Sopra il 3% si attestano Turchia (+3,4%), Arabia Saudita (+ 4,4%), India (+5,6%), Indonesia (+6,3%) e Cina (+7,8%). Sono performance positive, ma non ai livelli degli anni ruggenti, quando il PIL della Cina volava oltre l’11%, quello dell’India a quasi il 10% e quello degli altri (Brasile, Russia e Sudafrica) ben al di sopra del tasso di aumento del 2013. Se anche queste economie iniziano a rallentare la crescita è difficile sperare che le esportazioni (unico settore forte dell’economia italiana) continuino a reggere. Anche perché l’Euro si rafforza, attirando capitali finanziari e non di investimento, per il semplice fatto che la competitività delle merci dell’area della moneta unica giocoforza tende a decrescere. L’effetto è un circolo vizioso: più l’Euro si rafforza, più attira capitali dai paesi emergenti, in contrapposizione al dollaro, e più l’Euro si rafforza. L’origine risiede nel fatto che mentre la FED può stampare moneta e quindi controllarne il valore sui mercati valutari, la BCE non ha statutariamente questa facoltà.

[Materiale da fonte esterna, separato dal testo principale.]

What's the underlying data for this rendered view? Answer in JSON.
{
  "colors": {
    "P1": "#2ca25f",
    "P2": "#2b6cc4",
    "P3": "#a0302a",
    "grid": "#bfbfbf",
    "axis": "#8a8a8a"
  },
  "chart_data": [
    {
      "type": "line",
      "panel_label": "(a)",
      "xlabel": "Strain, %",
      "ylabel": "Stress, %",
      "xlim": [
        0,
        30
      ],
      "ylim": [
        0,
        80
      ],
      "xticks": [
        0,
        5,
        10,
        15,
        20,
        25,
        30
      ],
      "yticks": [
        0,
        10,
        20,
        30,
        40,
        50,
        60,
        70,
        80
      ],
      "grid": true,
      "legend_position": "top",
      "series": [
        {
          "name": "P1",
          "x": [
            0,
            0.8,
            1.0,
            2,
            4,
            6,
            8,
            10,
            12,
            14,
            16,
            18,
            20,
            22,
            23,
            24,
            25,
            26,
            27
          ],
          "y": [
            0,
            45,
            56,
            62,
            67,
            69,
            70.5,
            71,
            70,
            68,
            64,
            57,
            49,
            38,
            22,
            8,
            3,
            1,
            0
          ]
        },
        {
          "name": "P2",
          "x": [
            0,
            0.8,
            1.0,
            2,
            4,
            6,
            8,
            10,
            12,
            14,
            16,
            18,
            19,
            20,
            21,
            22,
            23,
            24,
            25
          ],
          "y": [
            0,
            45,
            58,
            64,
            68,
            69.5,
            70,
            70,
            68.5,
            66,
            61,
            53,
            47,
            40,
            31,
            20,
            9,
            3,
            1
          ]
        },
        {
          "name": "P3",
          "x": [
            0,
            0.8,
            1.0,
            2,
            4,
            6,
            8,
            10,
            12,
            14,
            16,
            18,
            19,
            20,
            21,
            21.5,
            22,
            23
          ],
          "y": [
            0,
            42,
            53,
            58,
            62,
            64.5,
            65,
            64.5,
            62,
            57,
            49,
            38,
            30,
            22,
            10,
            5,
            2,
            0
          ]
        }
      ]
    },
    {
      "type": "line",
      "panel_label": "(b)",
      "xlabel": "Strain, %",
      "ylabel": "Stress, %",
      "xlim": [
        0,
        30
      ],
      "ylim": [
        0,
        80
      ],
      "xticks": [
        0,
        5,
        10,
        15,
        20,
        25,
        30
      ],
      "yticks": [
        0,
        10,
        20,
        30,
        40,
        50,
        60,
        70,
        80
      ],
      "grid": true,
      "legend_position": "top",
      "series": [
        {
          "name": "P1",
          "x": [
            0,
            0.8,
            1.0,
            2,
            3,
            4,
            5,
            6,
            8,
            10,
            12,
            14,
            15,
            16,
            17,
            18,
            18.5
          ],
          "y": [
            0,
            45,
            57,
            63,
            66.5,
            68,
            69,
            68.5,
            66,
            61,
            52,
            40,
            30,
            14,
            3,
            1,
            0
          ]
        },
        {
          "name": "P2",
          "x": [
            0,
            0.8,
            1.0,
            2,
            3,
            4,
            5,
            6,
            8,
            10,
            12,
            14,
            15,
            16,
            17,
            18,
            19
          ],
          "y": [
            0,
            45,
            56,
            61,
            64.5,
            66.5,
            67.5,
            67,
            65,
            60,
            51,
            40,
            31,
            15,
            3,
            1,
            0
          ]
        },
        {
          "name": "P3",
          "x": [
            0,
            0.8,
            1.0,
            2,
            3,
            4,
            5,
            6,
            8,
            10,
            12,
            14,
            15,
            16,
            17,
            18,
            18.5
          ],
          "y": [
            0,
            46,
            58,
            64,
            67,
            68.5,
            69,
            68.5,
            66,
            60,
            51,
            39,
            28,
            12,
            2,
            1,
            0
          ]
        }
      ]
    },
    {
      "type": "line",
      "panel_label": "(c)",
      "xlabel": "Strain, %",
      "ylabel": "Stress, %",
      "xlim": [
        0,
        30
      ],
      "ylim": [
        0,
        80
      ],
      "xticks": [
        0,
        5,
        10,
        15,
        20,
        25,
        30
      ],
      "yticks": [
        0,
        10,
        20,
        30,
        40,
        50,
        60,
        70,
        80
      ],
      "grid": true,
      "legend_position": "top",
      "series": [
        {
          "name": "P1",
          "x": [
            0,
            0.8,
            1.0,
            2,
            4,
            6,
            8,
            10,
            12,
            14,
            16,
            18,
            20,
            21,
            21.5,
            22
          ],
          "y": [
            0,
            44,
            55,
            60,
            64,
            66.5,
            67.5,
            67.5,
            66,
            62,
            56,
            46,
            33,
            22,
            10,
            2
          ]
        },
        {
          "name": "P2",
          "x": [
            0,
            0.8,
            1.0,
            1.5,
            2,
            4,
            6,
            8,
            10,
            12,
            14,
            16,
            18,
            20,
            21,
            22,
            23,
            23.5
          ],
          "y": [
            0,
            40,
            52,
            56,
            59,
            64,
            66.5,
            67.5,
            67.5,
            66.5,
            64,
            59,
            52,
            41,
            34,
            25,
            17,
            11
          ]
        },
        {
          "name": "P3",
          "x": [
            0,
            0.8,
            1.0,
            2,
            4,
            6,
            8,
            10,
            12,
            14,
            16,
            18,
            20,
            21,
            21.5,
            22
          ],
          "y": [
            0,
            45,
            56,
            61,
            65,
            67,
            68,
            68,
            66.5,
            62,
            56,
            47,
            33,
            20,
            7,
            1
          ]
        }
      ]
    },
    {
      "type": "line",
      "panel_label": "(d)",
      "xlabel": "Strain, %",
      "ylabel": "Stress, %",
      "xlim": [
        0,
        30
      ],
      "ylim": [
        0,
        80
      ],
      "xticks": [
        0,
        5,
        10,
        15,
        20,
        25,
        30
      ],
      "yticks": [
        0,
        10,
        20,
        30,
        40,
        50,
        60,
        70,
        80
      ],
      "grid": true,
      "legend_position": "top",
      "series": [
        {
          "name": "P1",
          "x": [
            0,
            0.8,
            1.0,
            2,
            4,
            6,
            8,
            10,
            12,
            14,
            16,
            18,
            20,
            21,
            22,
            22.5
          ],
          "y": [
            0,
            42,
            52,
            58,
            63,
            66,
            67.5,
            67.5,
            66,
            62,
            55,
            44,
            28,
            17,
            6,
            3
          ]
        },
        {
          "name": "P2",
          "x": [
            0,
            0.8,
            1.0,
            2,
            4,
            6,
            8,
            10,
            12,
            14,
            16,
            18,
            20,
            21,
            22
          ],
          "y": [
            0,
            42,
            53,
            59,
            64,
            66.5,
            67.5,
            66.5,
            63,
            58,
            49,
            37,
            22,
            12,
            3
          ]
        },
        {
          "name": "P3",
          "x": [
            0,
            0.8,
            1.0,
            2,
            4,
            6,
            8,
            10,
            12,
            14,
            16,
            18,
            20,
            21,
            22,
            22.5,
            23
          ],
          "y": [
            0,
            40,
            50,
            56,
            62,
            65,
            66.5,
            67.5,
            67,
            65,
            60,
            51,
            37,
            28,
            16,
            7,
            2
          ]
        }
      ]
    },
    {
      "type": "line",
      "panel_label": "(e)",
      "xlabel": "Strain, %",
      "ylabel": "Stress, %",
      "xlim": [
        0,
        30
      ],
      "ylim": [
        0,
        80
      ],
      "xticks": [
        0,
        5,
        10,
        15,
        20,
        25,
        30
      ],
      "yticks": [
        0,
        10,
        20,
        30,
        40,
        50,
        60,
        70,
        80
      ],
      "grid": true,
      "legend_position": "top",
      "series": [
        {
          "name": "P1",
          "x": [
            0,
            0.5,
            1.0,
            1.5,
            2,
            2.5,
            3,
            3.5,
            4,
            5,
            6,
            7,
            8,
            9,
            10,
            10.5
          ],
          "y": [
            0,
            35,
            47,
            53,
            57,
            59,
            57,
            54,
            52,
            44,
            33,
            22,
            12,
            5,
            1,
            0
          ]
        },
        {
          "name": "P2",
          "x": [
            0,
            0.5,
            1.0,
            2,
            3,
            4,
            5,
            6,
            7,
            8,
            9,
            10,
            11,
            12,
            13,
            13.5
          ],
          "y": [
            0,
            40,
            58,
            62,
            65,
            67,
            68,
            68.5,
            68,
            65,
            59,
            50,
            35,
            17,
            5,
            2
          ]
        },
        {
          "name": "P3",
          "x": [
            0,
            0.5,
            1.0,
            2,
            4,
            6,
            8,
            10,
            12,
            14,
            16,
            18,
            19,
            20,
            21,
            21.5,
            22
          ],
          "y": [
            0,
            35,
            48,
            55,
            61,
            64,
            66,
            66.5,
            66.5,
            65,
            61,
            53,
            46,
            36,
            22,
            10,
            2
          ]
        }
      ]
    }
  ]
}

È così che gli Stati Uniti d’America hanno potuto mettere sul mercato una quantità ingente di dollari e sostenere la congiuntura nel periodo difficile e al riparo dell’inflazione grazie alla
centralità della propria moneta nei mercati valutari. L’Europa dell’area della moneta unica non ha potuto fare la stessa scelta, inasprendo in tal modo la politica del rigore dei bilanci. Ora che l’Euro tende a scalzare il predominio del dollaro riesce più rischiosa per gli USA la politica volta a stampare moneta, perché ciò potrebbe comportare una reviviscenza inflazionistica.